Now that the House has formally impeached the President, responsibility for conducting a trial will fall upon the Senate, which is held by Republicans with a 53-47 majority. In order to secure the 67 votes needed for removing President Trump from office, at least 20 Republican Senators would have to vote against their party, which few political observers deem likely.
 
WILL IMPEACHMENT MATTER IN 2020?
 
Impeachment has taken on huge importance to the political class because it is constitutional, historical and dramatic. But in the end, US voters will decide Trump's fate at the election next November and public opinion about Trump has been fairly stable since he was elected. Therefore, impeachment may simply play into people’s already polarized and hardened attitudes.
 
There are indications that the public impeachment proceedings may have actually helped Trump politically. A new Gallup poll released Wednesday morning, before the House vote, showed two things happening since House Democrats opened up a formal impeachment inquiry in October: Trump's job approval rating has gone from 39% to 45% and support for Trump's impeachment and removal has dipped from 52% to 46%.  A CNN poll this week found that 32% of Americans believe the impeachment inquiry will ultimately help Trump’s reelection bid, while 25% say it will hurt his chances and 37% think it will make no difference.
 
As Republicans kept reminding the House, there was no bipartisan support for Trump’s impeachment and it appears that Democrat hopes that the presentation of the case against Trump at public hearings would significantly turn his base against him have been dashed. According to FiveThirtyEight's weighted tracker of impeachment polling, Republicans have expressed consistent and unanimous opposition to impeachment since March of this year even as this fall's impeachment inquiry unfolded, with just 9.7% of Republicans currently supporting Trump's impeachment.

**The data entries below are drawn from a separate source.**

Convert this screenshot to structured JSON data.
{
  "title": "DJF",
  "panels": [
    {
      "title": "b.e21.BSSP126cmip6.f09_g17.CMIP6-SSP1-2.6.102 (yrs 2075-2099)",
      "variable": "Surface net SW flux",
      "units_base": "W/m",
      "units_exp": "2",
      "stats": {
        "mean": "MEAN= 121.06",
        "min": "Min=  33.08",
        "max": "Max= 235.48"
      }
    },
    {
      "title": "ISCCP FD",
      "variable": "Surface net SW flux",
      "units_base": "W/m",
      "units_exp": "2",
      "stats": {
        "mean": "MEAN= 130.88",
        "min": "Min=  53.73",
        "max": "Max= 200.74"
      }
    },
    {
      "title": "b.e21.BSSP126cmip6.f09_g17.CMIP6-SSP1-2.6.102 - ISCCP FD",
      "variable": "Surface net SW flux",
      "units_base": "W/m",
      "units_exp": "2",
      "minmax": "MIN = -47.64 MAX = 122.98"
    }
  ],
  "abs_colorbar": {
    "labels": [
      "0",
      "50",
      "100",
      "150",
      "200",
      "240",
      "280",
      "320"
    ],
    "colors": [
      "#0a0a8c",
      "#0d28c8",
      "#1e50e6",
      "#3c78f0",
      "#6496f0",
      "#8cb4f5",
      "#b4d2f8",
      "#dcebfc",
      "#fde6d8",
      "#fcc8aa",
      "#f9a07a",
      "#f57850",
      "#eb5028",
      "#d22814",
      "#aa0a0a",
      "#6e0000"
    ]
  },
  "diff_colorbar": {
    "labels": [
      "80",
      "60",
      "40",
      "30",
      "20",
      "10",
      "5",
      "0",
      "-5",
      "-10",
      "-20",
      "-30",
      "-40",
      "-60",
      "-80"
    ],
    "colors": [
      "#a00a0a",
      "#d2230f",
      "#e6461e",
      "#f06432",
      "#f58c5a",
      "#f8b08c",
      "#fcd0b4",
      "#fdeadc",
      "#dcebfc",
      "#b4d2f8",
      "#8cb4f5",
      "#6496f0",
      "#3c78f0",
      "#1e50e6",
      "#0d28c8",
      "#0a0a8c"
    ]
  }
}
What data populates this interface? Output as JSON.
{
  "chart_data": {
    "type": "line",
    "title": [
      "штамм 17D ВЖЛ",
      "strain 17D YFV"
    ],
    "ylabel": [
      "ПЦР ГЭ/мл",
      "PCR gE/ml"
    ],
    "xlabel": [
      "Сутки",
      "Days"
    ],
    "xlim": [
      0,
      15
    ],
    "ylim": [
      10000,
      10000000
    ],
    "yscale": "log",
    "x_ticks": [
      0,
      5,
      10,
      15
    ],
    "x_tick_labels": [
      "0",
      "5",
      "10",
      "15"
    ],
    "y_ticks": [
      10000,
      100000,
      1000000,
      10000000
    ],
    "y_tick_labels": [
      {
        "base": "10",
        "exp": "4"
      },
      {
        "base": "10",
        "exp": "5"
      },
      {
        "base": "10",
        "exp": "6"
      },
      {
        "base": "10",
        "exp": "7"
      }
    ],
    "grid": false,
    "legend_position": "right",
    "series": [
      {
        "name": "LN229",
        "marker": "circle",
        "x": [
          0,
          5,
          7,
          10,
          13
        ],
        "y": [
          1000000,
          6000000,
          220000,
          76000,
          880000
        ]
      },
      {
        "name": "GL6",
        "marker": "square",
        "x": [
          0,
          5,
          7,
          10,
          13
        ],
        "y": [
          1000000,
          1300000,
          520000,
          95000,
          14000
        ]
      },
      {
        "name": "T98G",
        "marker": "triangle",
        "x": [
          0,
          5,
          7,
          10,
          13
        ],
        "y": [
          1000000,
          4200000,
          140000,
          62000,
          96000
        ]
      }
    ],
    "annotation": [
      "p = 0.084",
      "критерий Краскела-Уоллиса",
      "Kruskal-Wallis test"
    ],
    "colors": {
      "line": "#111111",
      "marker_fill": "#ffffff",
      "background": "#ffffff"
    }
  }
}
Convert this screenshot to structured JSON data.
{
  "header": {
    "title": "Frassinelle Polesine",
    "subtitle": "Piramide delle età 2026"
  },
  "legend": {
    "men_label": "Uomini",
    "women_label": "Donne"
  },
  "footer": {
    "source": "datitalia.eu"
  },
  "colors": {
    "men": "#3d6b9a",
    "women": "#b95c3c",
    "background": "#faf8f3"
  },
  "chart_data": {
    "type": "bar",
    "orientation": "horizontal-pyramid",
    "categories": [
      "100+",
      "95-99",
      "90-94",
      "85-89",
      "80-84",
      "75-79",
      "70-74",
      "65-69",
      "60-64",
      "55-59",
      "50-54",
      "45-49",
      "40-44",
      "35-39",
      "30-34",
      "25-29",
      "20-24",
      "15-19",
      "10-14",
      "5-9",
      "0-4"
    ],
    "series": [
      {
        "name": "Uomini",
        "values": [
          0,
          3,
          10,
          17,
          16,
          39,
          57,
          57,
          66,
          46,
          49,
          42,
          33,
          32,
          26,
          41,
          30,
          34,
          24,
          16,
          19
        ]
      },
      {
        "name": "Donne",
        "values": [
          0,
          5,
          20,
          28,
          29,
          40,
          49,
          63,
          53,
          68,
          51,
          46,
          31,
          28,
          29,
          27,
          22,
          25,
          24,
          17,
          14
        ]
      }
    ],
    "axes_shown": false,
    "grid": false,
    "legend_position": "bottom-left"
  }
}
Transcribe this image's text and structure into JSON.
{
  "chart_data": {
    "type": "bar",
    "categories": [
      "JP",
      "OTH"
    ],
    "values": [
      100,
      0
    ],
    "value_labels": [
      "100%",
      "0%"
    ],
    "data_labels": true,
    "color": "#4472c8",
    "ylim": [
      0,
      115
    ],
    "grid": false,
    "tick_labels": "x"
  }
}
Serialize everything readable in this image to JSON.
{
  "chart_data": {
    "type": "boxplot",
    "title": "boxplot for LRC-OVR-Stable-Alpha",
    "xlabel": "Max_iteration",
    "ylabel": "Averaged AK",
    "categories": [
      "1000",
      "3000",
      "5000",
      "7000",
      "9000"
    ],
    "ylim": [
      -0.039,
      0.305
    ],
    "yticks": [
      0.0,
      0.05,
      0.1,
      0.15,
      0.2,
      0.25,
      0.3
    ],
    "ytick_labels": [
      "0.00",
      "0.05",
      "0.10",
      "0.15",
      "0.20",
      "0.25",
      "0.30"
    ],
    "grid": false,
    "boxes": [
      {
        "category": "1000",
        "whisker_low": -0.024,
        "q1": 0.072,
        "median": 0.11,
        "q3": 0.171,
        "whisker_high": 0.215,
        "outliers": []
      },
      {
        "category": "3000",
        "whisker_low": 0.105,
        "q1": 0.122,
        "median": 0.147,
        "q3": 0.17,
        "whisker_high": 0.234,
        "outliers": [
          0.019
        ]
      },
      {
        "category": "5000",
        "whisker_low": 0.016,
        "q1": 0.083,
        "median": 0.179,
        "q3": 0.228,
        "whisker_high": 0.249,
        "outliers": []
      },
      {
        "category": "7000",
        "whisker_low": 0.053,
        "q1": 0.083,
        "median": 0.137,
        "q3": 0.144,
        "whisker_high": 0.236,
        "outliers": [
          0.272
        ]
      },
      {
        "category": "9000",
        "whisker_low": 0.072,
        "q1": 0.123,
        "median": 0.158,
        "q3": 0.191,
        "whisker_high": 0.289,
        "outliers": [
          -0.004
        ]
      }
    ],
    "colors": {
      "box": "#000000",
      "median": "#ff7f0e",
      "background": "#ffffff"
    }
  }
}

The latest 2019 American Values Survey, conducted August 22 to September 15 by the Public Religion Research Institute, further found that forty-five percent of Republicans without a college degree and fifty-five percent of GOP respondents who named Fox as their primary news source — two demographics Trump relies on— say there is virtually nothing Trump could do to make them lose faith in him.
 
In addition, other things might end up being more important in 2020. “Demographic trends like the maturation of a generation of Latino voters, for instance, may start to have electoral consequences in 2020. There could be as many as six House seats in play in Texas next year. Or there may be other issues, more local in nature, that end up swaying voters. For instance, from October of 2018 to September of 2019 farm bankruptcies rose 24% and reached the highest level seen since 2011. That may undercut Trump’s rural base,” wrote Elaine Kamarck of The Brookings Institute.
 
The fact American attitudes are about Trump, his presidency and impeachment appear to be absolutely locked in may simply be a reflection of a firmly polarized electorate. “It’s remarkable in the era of Trump that even a story of this magnitude is unable to shift the fulcrum of American politics,” said Republican pollster Bill McInturff, the GOP half of the NBC/WSJ poll, on the impeachment saga so far. If, as appears to be the case, a trial in the Senate is wrapped up by early 2020, impeachment may be a distant memory by November. Nevertheless, Trump’s overall political situation is much bleaker when it comes to 2020. A whopping 48 percent of the electorate says they’re certain to vote against him in 2020 — when just 37 percent said the same of Barack Obama in the Dec. 2011, according to a NBC/WSJ poll.